Entonces los justos brillarán como el sol en el Reino de su Padre. El que tenga oídos, que oiga” (Mt 13, 43).

TEXTO PATRÍSTICO

“Enmudezcan, pues, aquí las deudas contraídas por la humana naturaleza, pues ya perecieron en Adán, y reine por siempre esta gracia de Dios, que ya reina por medio de Jesucristo, Señor nuestro, único Hijo de Dios y único Señor” (San Agustín).

TEXTO MÍSTICO

“Nada te turbe, nada te espante, quien a Dios tiene nada le falta, solo Dios basta” (Santa Teresa).

CONFESIÓN

“Creo en un solo Dios, Padre todopoderoso…”

CONSIDERACIÓN

Los que han creído en Dios nos manifiestan la mayor sabiduría, la de cruzar esta vida con la mayor libertad interior, por no perecer en ningún deísmo, no permanecer sujeto a ninguna idolatría esclavizante. Ellos nos enseñan a buscar enteramente a Dios (San Benito); a invocarlo como a único Señor: “Dios, Dios; Dios, mi todo (San Francisco de Asís); a poner en Él toda la esperanza: “Solo Dios, solo Dios” (San Rafael Arnáiz). 

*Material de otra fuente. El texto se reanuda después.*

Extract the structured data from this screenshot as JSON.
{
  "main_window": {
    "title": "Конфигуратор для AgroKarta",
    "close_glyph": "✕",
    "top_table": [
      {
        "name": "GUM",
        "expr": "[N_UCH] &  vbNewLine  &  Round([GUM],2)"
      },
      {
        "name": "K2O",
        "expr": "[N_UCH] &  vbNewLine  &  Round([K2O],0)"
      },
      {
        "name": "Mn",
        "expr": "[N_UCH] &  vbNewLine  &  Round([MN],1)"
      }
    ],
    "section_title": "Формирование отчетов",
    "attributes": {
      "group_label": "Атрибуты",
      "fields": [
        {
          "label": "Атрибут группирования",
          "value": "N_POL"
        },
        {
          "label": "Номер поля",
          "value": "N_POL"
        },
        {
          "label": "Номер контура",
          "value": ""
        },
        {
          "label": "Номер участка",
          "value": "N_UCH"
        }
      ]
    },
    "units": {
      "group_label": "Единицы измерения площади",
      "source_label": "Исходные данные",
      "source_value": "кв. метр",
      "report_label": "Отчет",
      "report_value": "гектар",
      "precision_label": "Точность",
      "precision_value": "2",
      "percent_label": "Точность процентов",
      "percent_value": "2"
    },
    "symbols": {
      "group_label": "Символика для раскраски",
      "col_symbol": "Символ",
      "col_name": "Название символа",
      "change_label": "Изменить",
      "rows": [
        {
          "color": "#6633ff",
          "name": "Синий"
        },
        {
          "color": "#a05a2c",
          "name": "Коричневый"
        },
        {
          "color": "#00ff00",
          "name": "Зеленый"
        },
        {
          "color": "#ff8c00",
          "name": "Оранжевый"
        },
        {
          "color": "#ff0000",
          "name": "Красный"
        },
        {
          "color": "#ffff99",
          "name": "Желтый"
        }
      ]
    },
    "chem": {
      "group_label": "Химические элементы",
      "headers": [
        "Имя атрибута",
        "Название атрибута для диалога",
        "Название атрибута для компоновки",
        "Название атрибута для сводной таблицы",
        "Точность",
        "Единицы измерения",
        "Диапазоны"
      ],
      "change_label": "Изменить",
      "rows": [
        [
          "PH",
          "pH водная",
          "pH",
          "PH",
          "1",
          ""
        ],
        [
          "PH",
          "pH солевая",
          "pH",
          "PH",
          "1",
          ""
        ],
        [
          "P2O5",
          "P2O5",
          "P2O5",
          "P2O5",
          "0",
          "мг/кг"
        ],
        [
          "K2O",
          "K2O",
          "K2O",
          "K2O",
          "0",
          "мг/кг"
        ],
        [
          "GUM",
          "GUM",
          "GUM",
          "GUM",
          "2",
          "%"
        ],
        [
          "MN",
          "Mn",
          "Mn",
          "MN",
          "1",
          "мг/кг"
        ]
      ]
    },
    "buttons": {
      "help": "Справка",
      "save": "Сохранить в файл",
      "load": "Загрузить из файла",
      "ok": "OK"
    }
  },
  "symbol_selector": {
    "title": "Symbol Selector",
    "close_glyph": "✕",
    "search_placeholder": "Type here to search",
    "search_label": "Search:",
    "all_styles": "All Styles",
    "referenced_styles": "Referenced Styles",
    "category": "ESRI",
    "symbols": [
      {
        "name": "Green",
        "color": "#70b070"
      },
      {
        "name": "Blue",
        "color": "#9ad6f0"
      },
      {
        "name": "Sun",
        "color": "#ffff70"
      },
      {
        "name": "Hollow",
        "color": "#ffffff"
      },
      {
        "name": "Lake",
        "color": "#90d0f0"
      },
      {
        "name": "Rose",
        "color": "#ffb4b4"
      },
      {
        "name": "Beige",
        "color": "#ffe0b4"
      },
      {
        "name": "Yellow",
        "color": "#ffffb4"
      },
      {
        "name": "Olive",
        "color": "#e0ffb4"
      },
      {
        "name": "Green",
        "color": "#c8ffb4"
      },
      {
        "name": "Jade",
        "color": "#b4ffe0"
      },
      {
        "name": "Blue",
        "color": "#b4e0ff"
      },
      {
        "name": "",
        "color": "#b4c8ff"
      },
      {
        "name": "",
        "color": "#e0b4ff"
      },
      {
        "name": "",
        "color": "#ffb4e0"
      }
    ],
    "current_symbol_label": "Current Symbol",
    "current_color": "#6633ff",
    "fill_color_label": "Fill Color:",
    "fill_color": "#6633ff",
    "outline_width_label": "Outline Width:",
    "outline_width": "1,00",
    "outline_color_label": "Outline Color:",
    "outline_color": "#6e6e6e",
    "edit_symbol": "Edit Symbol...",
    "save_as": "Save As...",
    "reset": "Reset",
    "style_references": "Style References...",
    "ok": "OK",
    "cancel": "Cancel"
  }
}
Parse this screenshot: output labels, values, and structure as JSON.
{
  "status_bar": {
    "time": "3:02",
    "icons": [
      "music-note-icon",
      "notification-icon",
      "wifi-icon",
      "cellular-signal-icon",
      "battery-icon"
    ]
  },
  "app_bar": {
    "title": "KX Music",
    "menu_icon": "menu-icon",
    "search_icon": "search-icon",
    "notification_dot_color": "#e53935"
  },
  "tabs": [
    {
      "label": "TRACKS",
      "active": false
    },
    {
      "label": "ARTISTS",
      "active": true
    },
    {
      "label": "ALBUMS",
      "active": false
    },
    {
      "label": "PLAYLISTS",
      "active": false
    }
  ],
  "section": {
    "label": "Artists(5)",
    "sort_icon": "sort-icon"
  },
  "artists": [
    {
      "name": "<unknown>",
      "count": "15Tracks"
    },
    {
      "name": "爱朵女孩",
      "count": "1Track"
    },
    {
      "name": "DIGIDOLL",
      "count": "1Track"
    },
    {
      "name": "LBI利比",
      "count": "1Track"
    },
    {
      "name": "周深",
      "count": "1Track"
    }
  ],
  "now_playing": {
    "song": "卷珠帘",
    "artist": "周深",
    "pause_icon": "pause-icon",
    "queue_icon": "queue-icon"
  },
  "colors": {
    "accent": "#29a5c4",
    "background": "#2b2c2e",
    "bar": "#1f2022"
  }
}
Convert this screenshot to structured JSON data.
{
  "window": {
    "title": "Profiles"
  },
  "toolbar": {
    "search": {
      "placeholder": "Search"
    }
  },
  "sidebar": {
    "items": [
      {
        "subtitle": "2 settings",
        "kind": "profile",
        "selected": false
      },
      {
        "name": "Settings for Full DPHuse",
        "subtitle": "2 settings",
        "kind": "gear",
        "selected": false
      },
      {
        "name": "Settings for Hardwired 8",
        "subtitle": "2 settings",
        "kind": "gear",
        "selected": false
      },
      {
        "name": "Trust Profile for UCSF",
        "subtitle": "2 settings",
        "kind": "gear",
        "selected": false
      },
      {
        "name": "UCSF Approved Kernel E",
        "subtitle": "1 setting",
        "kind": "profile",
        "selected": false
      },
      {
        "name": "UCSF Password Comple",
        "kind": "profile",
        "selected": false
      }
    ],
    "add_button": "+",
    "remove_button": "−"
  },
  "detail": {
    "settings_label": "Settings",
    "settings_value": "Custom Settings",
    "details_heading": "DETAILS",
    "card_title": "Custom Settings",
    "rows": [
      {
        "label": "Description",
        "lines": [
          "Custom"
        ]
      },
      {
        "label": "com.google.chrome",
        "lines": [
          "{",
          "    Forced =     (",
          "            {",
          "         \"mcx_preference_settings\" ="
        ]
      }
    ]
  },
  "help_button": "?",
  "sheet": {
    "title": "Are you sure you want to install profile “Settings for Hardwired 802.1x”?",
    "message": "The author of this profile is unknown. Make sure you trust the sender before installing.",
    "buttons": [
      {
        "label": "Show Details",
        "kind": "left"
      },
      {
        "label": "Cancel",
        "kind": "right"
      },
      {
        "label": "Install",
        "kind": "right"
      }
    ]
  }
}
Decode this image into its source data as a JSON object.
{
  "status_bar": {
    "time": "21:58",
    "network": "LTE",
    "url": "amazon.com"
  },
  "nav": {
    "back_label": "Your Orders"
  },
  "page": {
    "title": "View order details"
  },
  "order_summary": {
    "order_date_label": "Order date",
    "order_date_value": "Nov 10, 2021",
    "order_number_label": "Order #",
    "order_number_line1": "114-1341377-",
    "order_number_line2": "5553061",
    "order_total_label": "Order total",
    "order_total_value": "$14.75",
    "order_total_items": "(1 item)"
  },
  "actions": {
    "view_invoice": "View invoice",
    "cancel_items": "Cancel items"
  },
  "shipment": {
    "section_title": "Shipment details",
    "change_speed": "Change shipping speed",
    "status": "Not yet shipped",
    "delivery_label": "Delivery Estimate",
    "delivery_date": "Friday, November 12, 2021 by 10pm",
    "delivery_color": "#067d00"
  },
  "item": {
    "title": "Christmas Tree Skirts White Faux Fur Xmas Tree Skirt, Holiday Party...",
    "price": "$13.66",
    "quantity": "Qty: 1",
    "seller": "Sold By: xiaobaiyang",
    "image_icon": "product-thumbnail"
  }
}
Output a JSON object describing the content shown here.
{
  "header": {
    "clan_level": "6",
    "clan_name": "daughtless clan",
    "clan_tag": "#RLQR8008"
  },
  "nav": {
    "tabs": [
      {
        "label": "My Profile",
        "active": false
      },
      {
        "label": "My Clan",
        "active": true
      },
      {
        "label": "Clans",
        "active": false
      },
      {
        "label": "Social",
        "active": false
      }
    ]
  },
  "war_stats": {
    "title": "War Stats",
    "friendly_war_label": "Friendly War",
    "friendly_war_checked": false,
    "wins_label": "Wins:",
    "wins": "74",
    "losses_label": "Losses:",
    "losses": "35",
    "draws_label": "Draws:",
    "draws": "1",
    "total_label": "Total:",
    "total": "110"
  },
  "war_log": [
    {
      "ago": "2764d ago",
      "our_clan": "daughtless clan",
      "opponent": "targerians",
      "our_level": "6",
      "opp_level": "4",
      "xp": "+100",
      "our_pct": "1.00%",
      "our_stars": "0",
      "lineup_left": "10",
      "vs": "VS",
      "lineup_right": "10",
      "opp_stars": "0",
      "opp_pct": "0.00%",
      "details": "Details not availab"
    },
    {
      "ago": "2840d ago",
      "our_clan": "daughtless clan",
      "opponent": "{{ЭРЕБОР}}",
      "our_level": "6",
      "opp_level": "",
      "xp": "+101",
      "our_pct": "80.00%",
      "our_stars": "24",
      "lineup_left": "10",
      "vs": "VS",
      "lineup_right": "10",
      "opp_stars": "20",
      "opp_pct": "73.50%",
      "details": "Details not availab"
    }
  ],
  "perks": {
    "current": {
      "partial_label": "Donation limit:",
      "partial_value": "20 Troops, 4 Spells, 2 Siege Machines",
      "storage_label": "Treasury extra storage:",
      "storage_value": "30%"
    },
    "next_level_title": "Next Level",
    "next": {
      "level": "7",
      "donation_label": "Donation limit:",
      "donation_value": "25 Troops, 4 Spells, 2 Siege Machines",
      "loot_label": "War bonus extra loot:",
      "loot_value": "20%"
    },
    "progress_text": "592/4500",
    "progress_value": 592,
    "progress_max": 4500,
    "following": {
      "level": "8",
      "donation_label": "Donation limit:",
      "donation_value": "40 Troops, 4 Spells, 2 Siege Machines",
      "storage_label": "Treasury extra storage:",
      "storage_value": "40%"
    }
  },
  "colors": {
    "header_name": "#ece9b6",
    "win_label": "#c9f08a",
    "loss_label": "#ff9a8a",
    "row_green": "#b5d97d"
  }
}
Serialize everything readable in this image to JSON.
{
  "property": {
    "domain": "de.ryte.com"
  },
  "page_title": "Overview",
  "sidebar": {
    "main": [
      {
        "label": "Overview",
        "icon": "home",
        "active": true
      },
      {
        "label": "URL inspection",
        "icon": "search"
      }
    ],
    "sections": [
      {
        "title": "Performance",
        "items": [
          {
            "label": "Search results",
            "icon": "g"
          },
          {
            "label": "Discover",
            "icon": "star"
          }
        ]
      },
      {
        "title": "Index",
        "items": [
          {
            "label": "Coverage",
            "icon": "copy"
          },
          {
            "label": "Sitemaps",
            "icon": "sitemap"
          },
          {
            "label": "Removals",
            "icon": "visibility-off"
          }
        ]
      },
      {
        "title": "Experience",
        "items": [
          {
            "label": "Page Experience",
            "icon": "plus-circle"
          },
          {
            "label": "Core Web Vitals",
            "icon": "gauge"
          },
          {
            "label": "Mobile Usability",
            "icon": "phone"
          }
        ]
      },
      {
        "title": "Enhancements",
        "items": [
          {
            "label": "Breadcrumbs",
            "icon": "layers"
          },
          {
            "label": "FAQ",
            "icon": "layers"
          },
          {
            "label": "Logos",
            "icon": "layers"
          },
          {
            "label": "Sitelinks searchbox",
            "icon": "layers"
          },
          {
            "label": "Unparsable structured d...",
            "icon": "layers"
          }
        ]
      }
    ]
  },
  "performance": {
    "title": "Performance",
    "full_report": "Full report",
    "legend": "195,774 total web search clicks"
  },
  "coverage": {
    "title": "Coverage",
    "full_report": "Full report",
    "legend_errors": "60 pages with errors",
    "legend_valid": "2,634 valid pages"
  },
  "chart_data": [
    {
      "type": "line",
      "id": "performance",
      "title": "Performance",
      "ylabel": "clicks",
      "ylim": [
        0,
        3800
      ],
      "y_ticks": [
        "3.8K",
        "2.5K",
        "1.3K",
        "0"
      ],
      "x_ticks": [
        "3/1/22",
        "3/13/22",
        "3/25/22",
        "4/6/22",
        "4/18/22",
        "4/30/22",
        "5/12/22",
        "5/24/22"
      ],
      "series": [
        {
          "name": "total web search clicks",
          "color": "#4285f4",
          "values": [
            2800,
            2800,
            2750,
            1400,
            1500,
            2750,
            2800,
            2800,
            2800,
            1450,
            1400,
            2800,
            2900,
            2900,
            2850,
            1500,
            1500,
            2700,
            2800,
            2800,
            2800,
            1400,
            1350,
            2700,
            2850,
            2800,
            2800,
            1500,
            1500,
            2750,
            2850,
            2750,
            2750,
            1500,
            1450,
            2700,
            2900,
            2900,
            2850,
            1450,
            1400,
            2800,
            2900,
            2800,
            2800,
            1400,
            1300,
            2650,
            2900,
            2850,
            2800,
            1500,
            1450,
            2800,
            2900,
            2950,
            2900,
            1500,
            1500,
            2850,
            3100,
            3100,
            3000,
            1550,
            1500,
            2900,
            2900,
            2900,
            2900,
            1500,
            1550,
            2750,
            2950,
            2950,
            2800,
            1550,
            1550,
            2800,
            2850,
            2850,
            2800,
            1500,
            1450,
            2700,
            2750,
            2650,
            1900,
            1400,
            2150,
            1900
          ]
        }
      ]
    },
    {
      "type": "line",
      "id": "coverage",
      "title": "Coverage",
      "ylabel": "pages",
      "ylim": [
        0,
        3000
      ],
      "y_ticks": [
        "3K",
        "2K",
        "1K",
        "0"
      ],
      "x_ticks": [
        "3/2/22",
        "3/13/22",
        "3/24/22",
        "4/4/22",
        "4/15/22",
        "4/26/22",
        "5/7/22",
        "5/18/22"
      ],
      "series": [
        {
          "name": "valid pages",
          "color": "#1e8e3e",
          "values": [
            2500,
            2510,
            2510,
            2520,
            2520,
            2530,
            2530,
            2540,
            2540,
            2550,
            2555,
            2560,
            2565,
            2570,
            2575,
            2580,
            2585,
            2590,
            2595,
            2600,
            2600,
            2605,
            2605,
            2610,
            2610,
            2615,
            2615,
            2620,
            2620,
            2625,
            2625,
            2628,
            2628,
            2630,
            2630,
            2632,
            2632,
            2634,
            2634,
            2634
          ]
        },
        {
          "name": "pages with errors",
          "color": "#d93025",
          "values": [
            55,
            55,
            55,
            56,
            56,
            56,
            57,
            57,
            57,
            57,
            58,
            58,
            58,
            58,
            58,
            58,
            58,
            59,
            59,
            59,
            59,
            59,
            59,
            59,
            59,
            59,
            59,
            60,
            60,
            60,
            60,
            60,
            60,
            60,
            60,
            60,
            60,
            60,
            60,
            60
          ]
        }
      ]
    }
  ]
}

La fe en Dios es liberadora, consuela el alma, acompaña el corazón, y permite retornar siempre a los brazos entrañables de quien aguarda siempre a que lo amemos por Él mismo con el corazón unificado, haciendo de su voluntad nuestro camino, y compartiendo los dones que de Él hemos recibido.